Best Regards......George


Re: exports darker confusion
by Michael Gissing on Apr 5, 2019 at 12:18:57 am

I would first try other codecs and wrappers. ProRes4444.mov has in my experience been unreliable in replaying correct gamma in various players.


Re: exports darker confusion
by Enginn Heima on Apr 5, 2019 at 7:47:52 am

Michael, do you have any codecs to suggest?


Re: exports darker confusion
by Enginn Heima on Apr 5, 2019 at 7:46:48 am

That's actually one of the first thing I tried and go figure, I don't see any difference when I render out in 2.2. Can that be normal?


Re: exports darker confusion
by Andi Winter on Apr 5, 2019 at 3:00:48 pm

prores4x4 is a totally fine mastering codec. never had any issues.

did you leave data levles at auto during import? during export? i would suppose there is
a problem. i never touch those and leave them at auto.

if you are in a non color-managed-project, it is totally normal that the timeline gamma
doesn't do anything. if you render out dcps the timelinegamma will be taken to linearize
and put the 2.6 dci gamma on top, so, in that case it would make a difference.


Re: exports darker confusion
by Enginn Heima on Apr 5, 2019 at 3:50:56 pm

It is actually in "Davinci YRGB Color Managed" mode with timeline set to rec709 2.4 and output color space set to rec709 2.4


Re: exports darker confusion
by Marc Wielage on Apr 6, 2019 at 4:29:54 am

Be sure to read this, which covers some of the problem:

https://jonnyelwyn.co.uk/film-and-video-editing/colour-management-for-video-editors/

Basically, things will look different in VLC, in QuickTime, in different browsers, in different OS's. In a color-managed playback situation, you can generally predict how it will look if it's going to a calibrated display. Without that, it's the Wild West. I draw comparisons to sound mixes: they sound different on small speakers, big speakers, earbuds, TV sets, laptops, and theaters. Same mix, totally different sound in each.


Re: exports darker confusion
by Joseph Owens on Apr 6, 2019 at 7:18:45 pm

Video Levels vs. RGB. Read all about it. Range issue.

Gamma is not involved.

Look at your signal measurements. If all that is reported is "gee it looks darker", then you haven't looked at your levels.

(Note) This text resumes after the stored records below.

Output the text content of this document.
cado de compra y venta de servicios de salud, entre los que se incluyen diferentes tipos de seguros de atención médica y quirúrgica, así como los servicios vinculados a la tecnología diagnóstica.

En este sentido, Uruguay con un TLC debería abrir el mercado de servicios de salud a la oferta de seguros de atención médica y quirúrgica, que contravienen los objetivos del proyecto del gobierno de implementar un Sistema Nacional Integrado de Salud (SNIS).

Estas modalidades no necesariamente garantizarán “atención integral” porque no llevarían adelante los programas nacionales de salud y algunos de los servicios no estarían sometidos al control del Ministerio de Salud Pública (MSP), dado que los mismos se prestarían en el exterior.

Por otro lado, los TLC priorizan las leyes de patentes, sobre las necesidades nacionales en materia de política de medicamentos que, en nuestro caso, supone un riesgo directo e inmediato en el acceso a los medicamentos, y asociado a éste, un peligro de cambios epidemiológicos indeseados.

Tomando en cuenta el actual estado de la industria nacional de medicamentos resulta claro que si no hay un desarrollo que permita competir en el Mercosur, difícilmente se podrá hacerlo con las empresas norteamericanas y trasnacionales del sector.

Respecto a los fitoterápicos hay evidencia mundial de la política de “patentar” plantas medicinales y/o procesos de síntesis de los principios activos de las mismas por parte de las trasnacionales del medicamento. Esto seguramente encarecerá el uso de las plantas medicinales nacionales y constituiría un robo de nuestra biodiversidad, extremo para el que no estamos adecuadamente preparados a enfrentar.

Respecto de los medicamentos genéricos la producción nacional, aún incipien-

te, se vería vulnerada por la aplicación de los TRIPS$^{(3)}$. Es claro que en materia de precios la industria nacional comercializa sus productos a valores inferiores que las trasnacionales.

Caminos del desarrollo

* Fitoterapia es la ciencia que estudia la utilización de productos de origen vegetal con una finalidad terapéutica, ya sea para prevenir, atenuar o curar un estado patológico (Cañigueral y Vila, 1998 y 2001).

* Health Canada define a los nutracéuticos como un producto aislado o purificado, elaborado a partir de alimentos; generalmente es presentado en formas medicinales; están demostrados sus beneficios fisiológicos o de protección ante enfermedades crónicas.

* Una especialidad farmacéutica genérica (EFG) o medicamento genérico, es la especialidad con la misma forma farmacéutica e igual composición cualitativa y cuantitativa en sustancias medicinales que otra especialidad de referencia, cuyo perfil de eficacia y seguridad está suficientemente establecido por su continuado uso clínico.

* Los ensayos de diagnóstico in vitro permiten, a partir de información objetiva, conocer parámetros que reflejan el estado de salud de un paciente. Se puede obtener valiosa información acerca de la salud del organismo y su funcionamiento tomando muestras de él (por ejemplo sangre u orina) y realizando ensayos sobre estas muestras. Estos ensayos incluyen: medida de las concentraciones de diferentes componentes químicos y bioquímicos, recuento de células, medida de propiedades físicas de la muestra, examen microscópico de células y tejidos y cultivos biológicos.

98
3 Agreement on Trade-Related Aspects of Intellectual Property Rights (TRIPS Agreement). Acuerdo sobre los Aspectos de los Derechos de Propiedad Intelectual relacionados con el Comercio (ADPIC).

ProRes 4:4:4 can contain either RGB or Y'CbCr coded media, and it will make a sometimes arbitrary decision (wrong almost 100% of the time) about your video range. If you are converting from a Y'CbCr origination, it is pretty much certain you will get a range error when attempting to render out to a 4:4:4 container.

jPo, CSI

"I always pass on free advice -- its never of any use to me" Oscar Wilde.


Re: exports darker confusion
by Enginn Heima on Apr 7, 2019 at 3:29:00 pm

Thank you Marc for the Article!

And Joseph, any suggestions about codecs? You think a ProRes 422 is more likely to be my friend? I will do a test...


Re: exports darker confusion
by Marc Wielage on Apr 23, 2019 at 9:38:15 am

[Enginn Heima] "You think a ProRes 422 is more likely to be my friend? I will do a test...
"

Joe is correct (as always). One key idea is always to export a short segment of SMPTE Color Bars prior to program and check that on scopes. If the export is identical to what you see in Resolve, then you have a color management problem and the playback engine (like QuickTime) is misinterpreting the image. This is discussed in the article I linked to.

Neither 422 or 444 is really any better or worse -- they both can be misinterpreted under some conditions, as can DNxHD and DNxHR.